Door-to-Door Sales Techniques (or lack thereof)
I’ve noticed an increase (as predicted) in door-to-door sales over the past six months. As a small business owner and a consultant that works with companies to improve sales performance, you’d think I’d be really supportive of these guys. Instead, I have recently posted a “No Solicitors” sign over my door (which every salesperson chooses to ignore). So, why am I not supporting door-to-door sales? Because somebody is failing to train these people before they hit the street. OR, they’re training them really badly. Here’s a typical interaction:
Comes through the door, looking hesitant and generally sweaty.
“Hello?” the salesperson yells out if no one is at the front of the office.
“May I help you?” somebody in the office says.
“Yes, um, this is Bob (points to his mutually sweaty and oddly mute partner) and we are, um, with the Yellow Pages and are just going into businesses to see if you’re interested in any advertising with us because we, um, we have a special this month.”
“No thank you. We already have an ad in the Yellow Pages.”
“Okay – I’ll leave my card . . . .” (stands there awkwardly as if waiting for permission to leave)
“Okay, we’ve got your card. Thank you.”
“Do you have a card?” he asks awkwardly.
“Sure, here you go. Thanks . . .”
He turns quickly leaving Bob who isn’t sure what to do and finally shakes my hand, smiles, and stumbles out after his partner.
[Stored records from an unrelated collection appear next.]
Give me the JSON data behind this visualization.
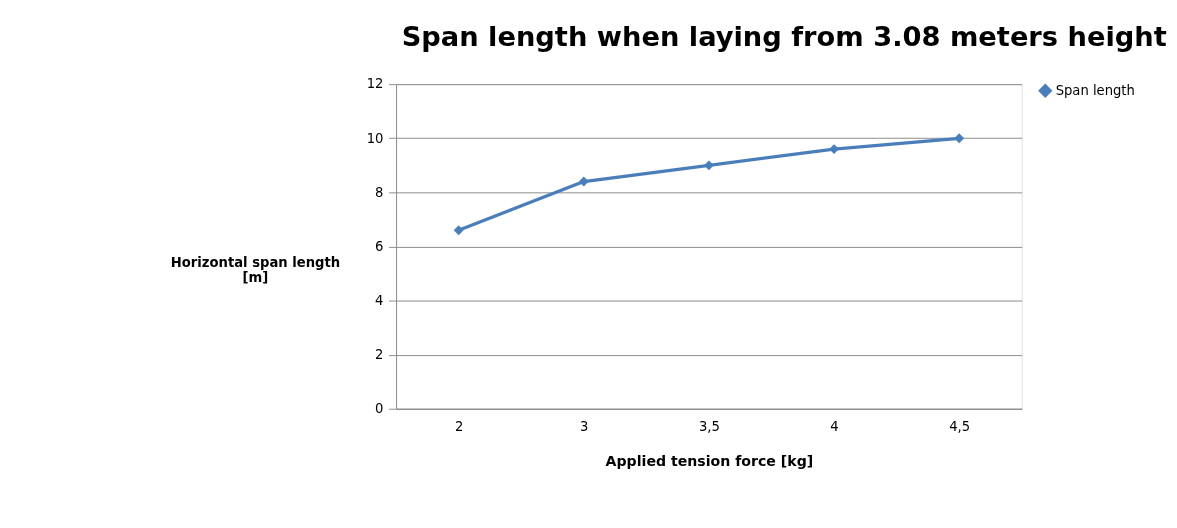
{
  "chart_data": {
    "type": "line",
    "title": "Span length when laying from 3.08 meters height",
    "xlabel": "Applied tension force [kg]",
    "ylabel": "Horizontal span length\n[m]",
    "categories": [
      "2",
      "3",
      "3,5",
      "4",
      "4,5"
    ],
    "series": [
      {
        "name": "Span length",
        "color": "#4a7ebb",
        "values": [
          6.6,
          8.4,
          9.0,
          9.6,
          10.0
        ]
      }
    ],
    "ylim": [
      0,
      12
    ],
    "yticks": [
      0,
      2,
      4,
      6,
      8,
      10,
      12
    ],
    "grid": "y",
    "legend": "right",
    "marker": "diamond",
    "line_style": "solid"
  }
}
Here’s what’s door-to-door salespeople need to know about Small Business owners:
1. We have pride in our companies and don’t want them to smell like sweat. Wipe off your sweat before you come in the door.
2. Small business owners are busy. Let us know, immediately, how much time this visit will take. Better yet, schedule an appointment on another day and come back. We don’t really appreciate the interruption.
3. Speak up for Heaven’s sake. A fumbling entry makes you want to push the salesperson right back out the door. Come in with patience, with a smile, with your card, and with an immediate benefit.
4. There’s no need to have a partner that just stands there. It makes us small business owners nervous.
Script: Hi, I’m John and this is my partner Bob. I know you’re busy, so let me quickly tell you why we’re here and see if there’s a good time to set up a 10 minute appointment. We’re with the Yellow Pages, and are saving current customers money with a discount that can apply to your current advertising. The meeting will take 10 minutes tops. Is there a time that’s more convenient for you?
Use this technique and I might let you in. Otherwise, I’m locking my doors and you only get in if you have a pizza in hand.